Antwoord schriftelijke vragen : Antwoord op vragen van het lid Rajkowski over het bericht 'Groot deel asielzoekers die eigenlijk naar ander EU-land moeten om procedure af te wachten, doen dat niet'
Vragen van het lid Rajkowski (VVD) aan de Minister van Asiel en Migratie over het bericht «Groot deel asielzoekers die eigenlijk naar ander EU-land moeten om procedure af te wachten, doen dat niet» (ingezonden 9 april 2025).
Antwoord van Minister Faber – Van de Klashorst (Asiel en Migratie) (ontvangen 19 mei
            2025).

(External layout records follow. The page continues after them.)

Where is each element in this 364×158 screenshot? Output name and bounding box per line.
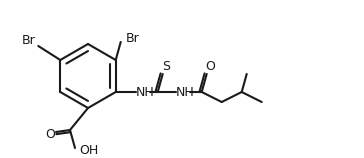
Text: NH: NH xyxy=(135,85,154,98)
Text: Br: Br xyxy=(21,34,35,48)
Text: Br: Br xyxy=(126,31,139,45)
Text: O: O xyxy=(45,128,55,140)
Text: OH: OH xyxy=(79,143,99,157)
Text: NH: NH xyxy=(175,85,194,98)
Text: O: O xyxy=(205,61,215,73)
Text: S: S xyxy=(162,61,170,73)
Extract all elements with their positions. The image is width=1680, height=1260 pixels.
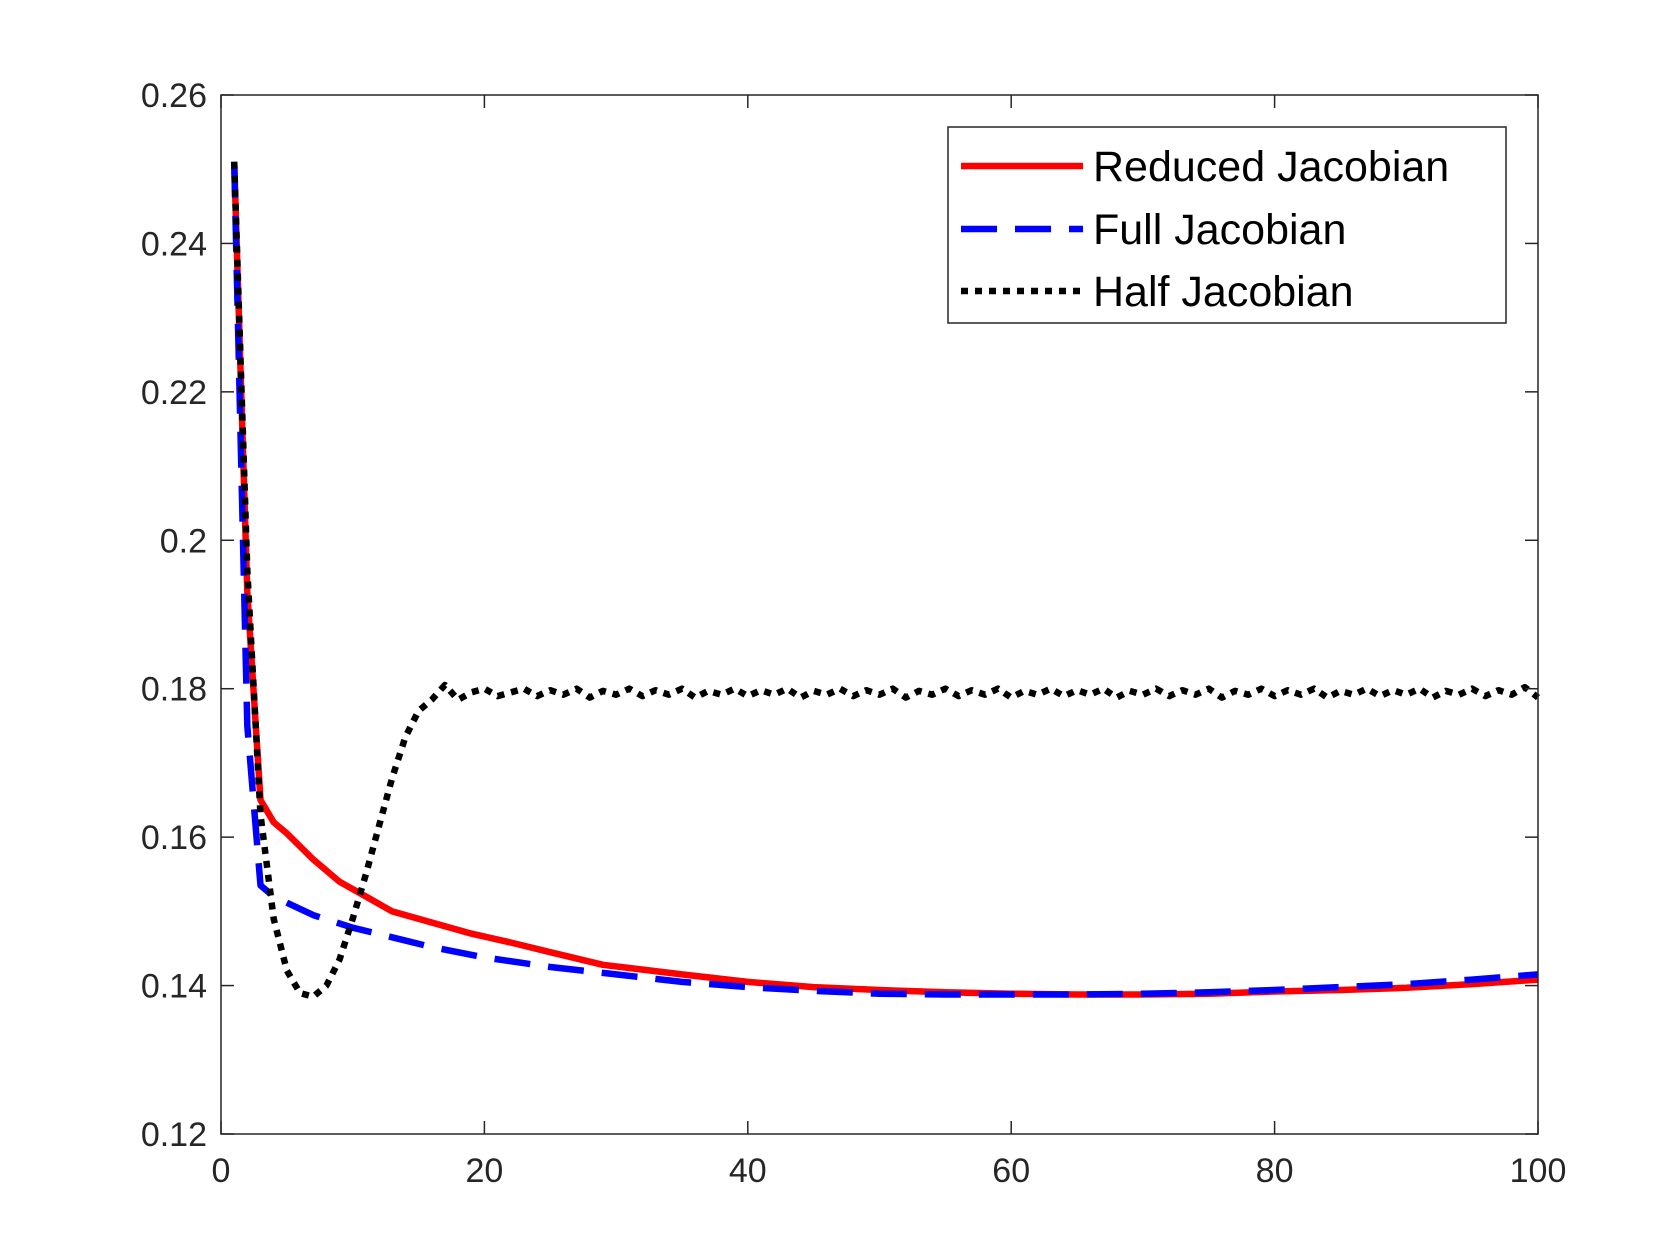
y-tick-label: 0.22	[141, 374, 207, 412]
legend-box	[947, 126, 1507, 324]
legend: Reduced Jacobian Full Jacobian Half Jaco…	[947, 126, 1507, 324]
x-tick-label: 20	[465, 1152, 503, 1190]
x-tick-label: 100	[1510, 1152, 1567, 1190]
y-tick-label: 0.26	[141, 77, 207, 115]
y-tick-label: 0.24	[141, 225, 207, 263]
series-line-full-jacobian	[230, 161, 1539, 998]
x-tick-label: 0	[212, 1152, 231, 1190]
legend-label-reduced-jacobian: Reduced Jacobian	[1093, 143, 1449, 191]
x-tick-label: 60	[992, 1152, 1030, 1190]
y-tick-label: 0.18	[141, 671, 207, 709]
plot-frame	[220, 94, 1539, 1135]
series-line-reduced-jacobian	[230, 161, 1539, 998]
legend-label-full-jacobian: Full Jacobian	[1093, 206, 1346, 254]
y-tick-label: 0.2	[160, 522, 207, 560]
series-layer	[230, 161, 1541, 1000]
series-line-half-jacobian	[230, 161, 1541, 1000]
x-tick-label: 40	[729, 1152, 767, 1190]
y-tick-label: 0.14	[141, 968, 207, 1006]
y-tick-label: 0.16	[141, 819, 207, 857]
legend-label-half-jacobian: Half Jacobian	[1093, 268, 1354, 316]
y-tick-labels: 0.12 0.14 0.16 0.18 0.2 0.22 0.24 0.26	[141, 77, 207, 1154]
x-tick-labels: 0 20 40 60 80 100	[212, 1152, 1567, 1190]
y-tick-label: 0.12	[141, 1116, 207, 1154]
x-tick-label: 80	[1256, 1152, 1294, 1190]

Zie ook Aanhangsel Handelingen, vergaderjaar 2024–2025, nr. 2210.
         
Vraag 1
            
Bent u bekend met het bericht «Groot deel asielzoekers die eigenlijk naar ander EU-land
               moeten om procedure af te wachten, doen dat niet»?1
Antwoord 1
            
Ja.
Vraag 2
            
Klopt het dat in 2023 bij slechts 2.420 van de 1440 overdrachtsbesluiten asielzoekers
               daadwerkelijk zijn vertrokken naar de EU-lidstaat waar zij hun asielprocedure moeten
               afwachten? Kloppen de cijfers van 2024 uit het bericht?
            
Antwoord 2
            
In 2023 zijn 11.440 claimverzoeken verstuurd door de IND. Het gaat dan om alle verzoeken
               ter vaststelling van de verantwoordelijkheid van de aangezochte lidstaat. In het bericht
               wordt gesproken over overdrachtsverzoeken. Op 7960 van deze verzoeken heeft de IND
               een akkoord ontvangen. Ongeveer 2450 vreemdelingen zijn daadwerkelijk overgedragen.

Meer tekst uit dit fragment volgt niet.